According to the weather analyst, the southern part of the country was now entering its minor rainy season, to be experienced in September, October and November.
“So this is like the onset of the rains for southern Ghana, but the intensity of the rains will reduce with latitude as the months go by. For now, the northern parts are getting the heaviest of rainfall,” he pointed out.
Upper East Region
The rainstorm, which swept through almost the entire Upper East Region, started about 2 a.m. yesterday and ended after about five hours.
Besides the fallen trees and buildings in the Bolgatanga municipality, Binaba and Zebilla, parts of the region also experienced power outages, with many residents unable to continue their sleep because of the associated scare.
However, power was restored in some parts of the region hours after the storm.

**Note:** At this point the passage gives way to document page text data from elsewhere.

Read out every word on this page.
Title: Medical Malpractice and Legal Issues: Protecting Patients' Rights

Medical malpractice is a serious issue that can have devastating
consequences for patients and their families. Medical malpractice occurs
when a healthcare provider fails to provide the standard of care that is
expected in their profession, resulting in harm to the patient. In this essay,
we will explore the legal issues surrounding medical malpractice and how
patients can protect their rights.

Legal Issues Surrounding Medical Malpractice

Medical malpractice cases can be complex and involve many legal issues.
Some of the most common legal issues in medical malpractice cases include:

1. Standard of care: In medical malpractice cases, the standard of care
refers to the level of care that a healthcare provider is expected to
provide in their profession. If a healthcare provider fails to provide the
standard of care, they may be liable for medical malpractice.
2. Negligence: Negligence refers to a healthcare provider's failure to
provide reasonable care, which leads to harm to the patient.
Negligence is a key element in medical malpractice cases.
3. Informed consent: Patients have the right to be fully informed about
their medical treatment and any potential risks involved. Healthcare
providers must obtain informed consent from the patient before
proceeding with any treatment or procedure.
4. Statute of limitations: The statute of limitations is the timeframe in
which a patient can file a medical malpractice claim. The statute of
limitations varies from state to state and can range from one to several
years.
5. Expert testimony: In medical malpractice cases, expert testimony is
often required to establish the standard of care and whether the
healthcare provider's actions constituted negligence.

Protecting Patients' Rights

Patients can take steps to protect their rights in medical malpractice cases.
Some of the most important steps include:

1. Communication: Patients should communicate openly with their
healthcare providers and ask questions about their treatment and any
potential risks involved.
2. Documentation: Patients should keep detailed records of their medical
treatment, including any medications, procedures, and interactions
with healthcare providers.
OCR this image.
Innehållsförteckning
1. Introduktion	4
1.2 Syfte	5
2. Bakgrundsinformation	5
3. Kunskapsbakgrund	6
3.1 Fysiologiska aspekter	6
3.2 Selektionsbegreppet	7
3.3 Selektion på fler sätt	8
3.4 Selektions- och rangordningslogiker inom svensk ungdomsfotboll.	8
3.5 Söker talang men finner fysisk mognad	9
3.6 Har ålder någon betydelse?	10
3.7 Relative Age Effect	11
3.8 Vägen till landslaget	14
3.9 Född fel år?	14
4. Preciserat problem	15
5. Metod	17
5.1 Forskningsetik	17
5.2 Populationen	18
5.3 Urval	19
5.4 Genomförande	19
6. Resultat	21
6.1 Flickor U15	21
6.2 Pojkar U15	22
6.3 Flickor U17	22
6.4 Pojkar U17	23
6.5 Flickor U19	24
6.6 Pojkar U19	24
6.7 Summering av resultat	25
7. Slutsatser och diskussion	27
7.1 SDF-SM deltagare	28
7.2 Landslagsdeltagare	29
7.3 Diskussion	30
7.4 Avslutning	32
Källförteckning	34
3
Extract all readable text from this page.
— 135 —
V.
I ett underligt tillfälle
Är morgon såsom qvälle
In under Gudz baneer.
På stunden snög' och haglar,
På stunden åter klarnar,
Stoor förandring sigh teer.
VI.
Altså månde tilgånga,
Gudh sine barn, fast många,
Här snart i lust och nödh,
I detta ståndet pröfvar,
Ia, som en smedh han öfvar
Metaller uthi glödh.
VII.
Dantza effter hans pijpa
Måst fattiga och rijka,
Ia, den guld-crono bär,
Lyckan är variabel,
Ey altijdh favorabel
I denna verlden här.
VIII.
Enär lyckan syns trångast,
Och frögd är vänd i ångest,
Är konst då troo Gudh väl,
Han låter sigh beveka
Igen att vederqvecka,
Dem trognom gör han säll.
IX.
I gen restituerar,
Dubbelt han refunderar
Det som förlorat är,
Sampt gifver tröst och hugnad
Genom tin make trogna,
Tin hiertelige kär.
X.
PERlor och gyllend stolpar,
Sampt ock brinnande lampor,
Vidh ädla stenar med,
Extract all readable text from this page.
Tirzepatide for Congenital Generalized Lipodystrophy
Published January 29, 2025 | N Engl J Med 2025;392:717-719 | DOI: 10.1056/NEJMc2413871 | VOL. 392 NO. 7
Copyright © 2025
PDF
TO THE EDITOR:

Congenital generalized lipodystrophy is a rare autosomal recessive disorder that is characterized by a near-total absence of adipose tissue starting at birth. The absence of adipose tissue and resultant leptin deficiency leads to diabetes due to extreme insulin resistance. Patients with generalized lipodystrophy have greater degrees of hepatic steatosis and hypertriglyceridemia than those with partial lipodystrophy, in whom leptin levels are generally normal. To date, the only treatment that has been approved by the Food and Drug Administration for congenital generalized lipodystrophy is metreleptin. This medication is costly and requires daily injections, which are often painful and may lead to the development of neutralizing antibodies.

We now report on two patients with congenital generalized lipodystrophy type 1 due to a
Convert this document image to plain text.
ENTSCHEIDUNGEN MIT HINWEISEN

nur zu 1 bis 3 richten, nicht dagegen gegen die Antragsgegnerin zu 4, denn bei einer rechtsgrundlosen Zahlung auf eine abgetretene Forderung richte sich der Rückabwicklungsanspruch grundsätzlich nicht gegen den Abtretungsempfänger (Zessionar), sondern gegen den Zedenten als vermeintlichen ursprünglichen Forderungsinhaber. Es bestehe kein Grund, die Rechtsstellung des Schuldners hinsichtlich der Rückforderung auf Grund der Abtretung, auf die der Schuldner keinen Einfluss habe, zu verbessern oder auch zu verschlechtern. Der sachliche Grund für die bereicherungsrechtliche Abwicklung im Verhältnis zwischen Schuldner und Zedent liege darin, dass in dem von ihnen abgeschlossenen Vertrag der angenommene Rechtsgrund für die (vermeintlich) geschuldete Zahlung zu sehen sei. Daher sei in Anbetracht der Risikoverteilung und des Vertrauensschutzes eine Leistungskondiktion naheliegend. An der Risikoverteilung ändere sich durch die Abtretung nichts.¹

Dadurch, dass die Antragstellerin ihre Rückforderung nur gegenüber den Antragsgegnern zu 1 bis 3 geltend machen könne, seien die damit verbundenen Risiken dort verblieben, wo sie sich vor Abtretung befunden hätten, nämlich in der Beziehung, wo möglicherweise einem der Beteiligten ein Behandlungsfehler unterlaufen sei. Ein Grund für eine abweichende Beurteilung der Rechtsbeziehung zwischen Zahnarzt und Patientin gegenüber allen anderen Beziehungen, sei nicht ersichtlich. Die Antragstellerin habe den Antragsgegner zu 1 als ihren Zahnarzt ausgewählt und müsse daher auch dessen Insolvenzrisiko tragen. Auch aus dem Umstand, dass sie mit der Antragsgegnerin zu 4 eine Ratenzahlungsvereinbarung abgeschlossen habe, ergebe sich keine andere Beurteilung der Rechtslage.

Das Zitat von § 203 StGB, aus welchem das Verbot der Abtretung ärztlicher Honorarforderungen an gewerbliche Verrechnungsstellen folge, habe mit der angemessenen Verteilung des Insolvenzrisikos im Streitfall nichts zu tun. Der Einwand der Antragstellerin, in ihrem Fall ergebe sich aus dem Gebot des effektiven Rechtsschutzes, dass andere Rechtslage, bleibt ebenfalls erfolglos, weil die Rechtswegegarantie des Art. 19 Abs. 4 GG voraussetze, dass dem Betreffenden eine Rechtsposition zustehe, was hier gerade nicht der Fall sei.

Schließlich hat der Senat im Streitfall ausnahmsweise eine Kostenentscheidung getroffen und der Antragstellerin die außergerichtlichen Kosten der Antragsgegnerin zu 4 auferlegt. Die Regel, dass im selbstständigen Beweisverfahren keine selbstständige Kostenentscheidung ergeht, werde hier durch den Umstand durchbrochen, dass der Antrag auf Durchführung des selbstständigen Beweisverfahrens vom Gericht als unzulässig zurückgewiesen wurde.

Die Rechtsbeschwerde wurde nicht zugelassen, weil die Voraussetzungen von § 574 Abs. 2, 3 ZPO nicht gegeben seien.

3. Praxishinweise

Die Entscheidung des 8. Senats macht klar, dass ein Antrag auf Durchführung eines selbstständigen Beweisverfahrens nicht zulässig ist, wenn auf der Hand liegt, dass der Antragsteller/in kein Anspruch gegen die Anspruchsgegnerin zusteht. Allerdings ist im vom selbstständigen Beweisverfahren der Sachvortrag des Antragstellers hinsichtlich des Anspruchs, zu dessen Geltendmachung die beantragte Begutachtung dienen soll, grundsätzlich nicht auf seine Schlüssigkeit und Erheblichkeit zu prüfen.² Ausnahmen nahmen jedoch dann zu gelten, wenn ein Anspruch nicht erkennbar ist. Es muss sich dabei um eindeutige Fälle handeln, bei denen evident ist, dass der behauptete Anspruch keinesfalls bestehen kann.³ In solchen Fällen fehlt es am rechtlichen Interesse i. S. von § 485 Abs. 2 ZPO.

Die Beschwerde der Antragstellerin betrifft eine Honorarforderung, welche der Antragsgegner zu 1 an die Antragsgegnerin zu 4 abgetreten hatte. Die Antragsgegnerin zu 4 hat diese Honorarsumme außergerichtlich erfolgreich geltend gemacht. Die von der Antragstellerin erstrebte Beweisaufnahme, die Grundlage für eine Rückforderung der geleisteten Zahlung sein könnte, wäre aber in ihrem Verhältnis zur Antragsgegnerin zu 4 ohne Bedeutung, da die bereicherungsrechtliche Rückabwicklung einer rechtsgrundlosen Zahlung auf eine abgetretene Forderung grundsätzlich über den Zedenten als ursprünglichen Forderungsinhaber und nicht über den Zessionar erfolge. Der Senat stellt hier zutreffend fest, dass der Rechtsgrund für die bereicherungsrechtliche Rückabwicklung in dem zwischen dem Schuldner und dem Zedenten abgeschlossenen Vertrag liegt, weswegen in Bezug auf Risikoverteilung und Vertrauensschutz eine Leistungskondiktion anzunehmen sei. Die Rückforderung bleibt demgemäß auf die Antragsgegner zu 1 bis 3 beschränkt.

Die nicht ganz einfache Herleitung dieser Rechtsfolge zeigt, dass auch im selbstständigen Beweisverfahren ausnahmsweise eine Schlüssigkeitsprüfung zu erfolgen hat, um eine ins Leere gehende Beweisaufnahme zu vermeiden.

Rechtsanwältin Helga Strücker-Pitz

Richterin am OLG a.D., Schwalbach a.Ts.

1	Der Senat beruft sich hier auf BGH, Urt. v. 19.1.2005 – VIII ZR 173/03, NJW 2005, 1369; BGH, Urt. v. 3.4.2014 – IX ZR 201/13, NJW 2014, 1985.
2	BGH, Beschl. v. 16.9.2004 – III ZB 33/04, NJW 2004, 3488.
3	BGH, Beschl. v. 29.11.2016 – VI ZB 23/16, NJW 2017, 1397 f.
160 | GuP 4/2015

The Upper East Regional Director of the National Disaster Management Organisation (NADMO), Mr Jerry Asamani, told the Daily Graphic that the organisation had not completed listing the number of houses affected, as officials were still on the ground to help resolve issues related to the rainstorm.
The NADMO also liaised with the relevant institutions to cut trees that had fallen across roads with chainsaw machines to free traffic.
Some of the residents shared varied sentiments about the storm and its attendant inconvenience.
A grocery shop operator at Tanzui in the Bolgatanga municipality, Mr Baba Yakubu, said he could not sleep when the rainstorm started because he was worried he could lose his shop and all the items in it.
The Greater Accra Regional Director of NADMO, Mr Archibald Kobina, told the Daily Graphic that no casualties were recorded after the rains.
He said there was no destruction to property in the region as the flood waters receded shortly after the downpour.
That, he said, was due to the many interventions of the government, such as the construction of drains in areas such as Ablekuma, Mallam and Adentan municipalities and regular desilting.
The Operations Manager of Dredge Masters Ltd, Mr Sena Kofi Adiepena, told the Daily Graphic that flooding in Accra had reduced due to efforts by the government to maintain storm drains and desilt rivers and lagoons during both the dry and the rainy seasons.
Under the Accra Sanitary Sewer and Stormwater Drainage Alleviation Project, he said, Dredge Masters had, since 2016, undertaken “maintenance dredging” works on some selected drains in the capital city that were prone to flooding to keep them at their original design capacity.
He said similar works were being carried out in the Odaw River and the Lower and Upper Korle lagoons to rid them of debris and rubbish, which had built up in them due to human activities.
“The rate of siltation or the build up of rubbish and debris in these drains reduces their design capacities, so the volumes of water that they can take also reduce,” he said.
Mr Adiepena explained that the continued desilting had significantly maintained the capacity of the drains to contain the volumes that run through them during heavy rains.
Meanwhile, a Daily Graphic team that monitored the flooding situation in some flood-prone areas, such as Odawna, the Graphic Road, Adabraka, Kaneshie and around the Kwame Nkrumah Interchange, did not encounter flooding at those places, in spite of hours of downpour.
The team saw workers in the rain dredging the Odaw River and the South Kaneshie storm drain which flows into the Odaw River.
The Odaw River drain begins at the Caprice bridge at Alajo and runs 10 kilometres to the edge of the Korle Lagoon, from where the river enters the sea.